O wait! It’s Gilbert Marcellus! He is the reason this article exists in the first place.

Tel Aviv 2019: Sweden C – 7.92 / 10

We are creeping ever closer to the 8 point mark, and here we have another very clear case of Blockhead voting. If you do not trust me, trust the internet instead.

Lisbon 2018: Israel D – 8.67 / 10

Pointwise, we take a big leap forward with this one. What looked somewhat reversed before, looks like a complicated shoelace pattern after the ranks from the semifinal got switched. Definitely highly suspicious.

Stockholm 2016: Georgia B – 8.67 / 10

With the same score as the previous jury member, this one seems a lot clearer. Not entirely sure what is up with Latvia there (boop!), but either way we are looking at a clear case of Blockhead voting here.
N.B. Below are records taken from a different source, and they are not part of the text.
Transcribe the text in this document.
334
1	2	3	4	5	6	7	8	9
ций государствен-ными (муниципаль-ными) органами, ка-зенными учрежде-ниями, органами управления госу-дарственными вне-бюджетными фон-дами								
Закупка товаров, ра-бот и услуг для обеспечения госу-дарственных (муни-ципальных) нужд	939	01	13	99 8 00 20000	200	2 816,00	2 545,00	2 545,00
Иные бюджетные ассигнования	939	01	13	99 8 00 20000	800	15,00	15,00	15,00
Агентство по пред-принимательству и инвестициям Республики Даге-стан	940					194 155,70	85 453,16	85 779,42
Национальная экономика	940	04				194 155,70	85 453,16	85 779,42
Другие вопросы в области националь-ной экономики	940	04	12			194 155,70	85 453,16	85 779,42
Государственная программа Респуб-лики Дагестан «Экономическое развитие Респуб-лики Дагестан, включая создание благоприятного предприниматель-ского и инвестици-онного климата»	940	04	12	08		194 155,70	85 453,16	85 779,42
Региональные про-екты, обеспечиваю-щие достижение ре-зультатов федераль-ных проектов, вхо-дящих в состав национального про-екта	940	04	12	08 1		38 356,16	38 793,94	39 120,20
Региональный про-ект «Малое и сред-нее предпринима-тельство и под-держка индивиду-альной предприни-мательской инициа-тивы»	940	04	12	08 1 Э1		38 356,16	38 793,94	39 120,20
Kyiv 2017: Portugal E – 8.75 / 10

The true atrocity here is not that we are dealing with a case of suspected Blockhead voting, but that this jury member seems to be immune to the saxyness of the moldovan entry.

But hold up. The whole column for this jury member in the grand final looks suspicious. Ranking Croatia first, whereas most other Portuguese jury members rank it towards the end? The same with Romania and Ukraine? This is either spite voting against the other jury members, or an extremely rare case of reverse Blockhead voting. Amazing.

After that high we get to the grand final (hehe) of our investigation.

What we have seen so far included some highly suspicious cases, but our top scorer operates entirely on another level.

Here we go:

Tel Aviv 2019: Russia C – 9.83 / 10

Barely missing the highest achievable score of 10 / 10, this jury member clearly does not know their tops from their bottoms. This is so blatantly obvious, yet nobody seems to have picked up on it. Probably because ranking countries in reverse order seemed to be an ongoing theme in 2019. Who knows.

Conclusion

I don’t know, seems like we have had some success. Sadly.

Since jury members can obviously not be trusted with putting things into the correct order, and we can only detect it in some cases and only once it is too late, there is only one possible solution: The juries must be abolished. One more reason to add to the list.

  1. Where “ranking last in the semifinal” of course means the last rank that still advanced to the grand final. Remember, we’re only looking at entries that were ranked twice.
  2. For completeness: We use the sum of the squares of the numbers of places each entry changes from semifinal to final. We use the square instead of only the absolute value because that puts emphasis on big changes over little changes – bigger number, much bigger square value.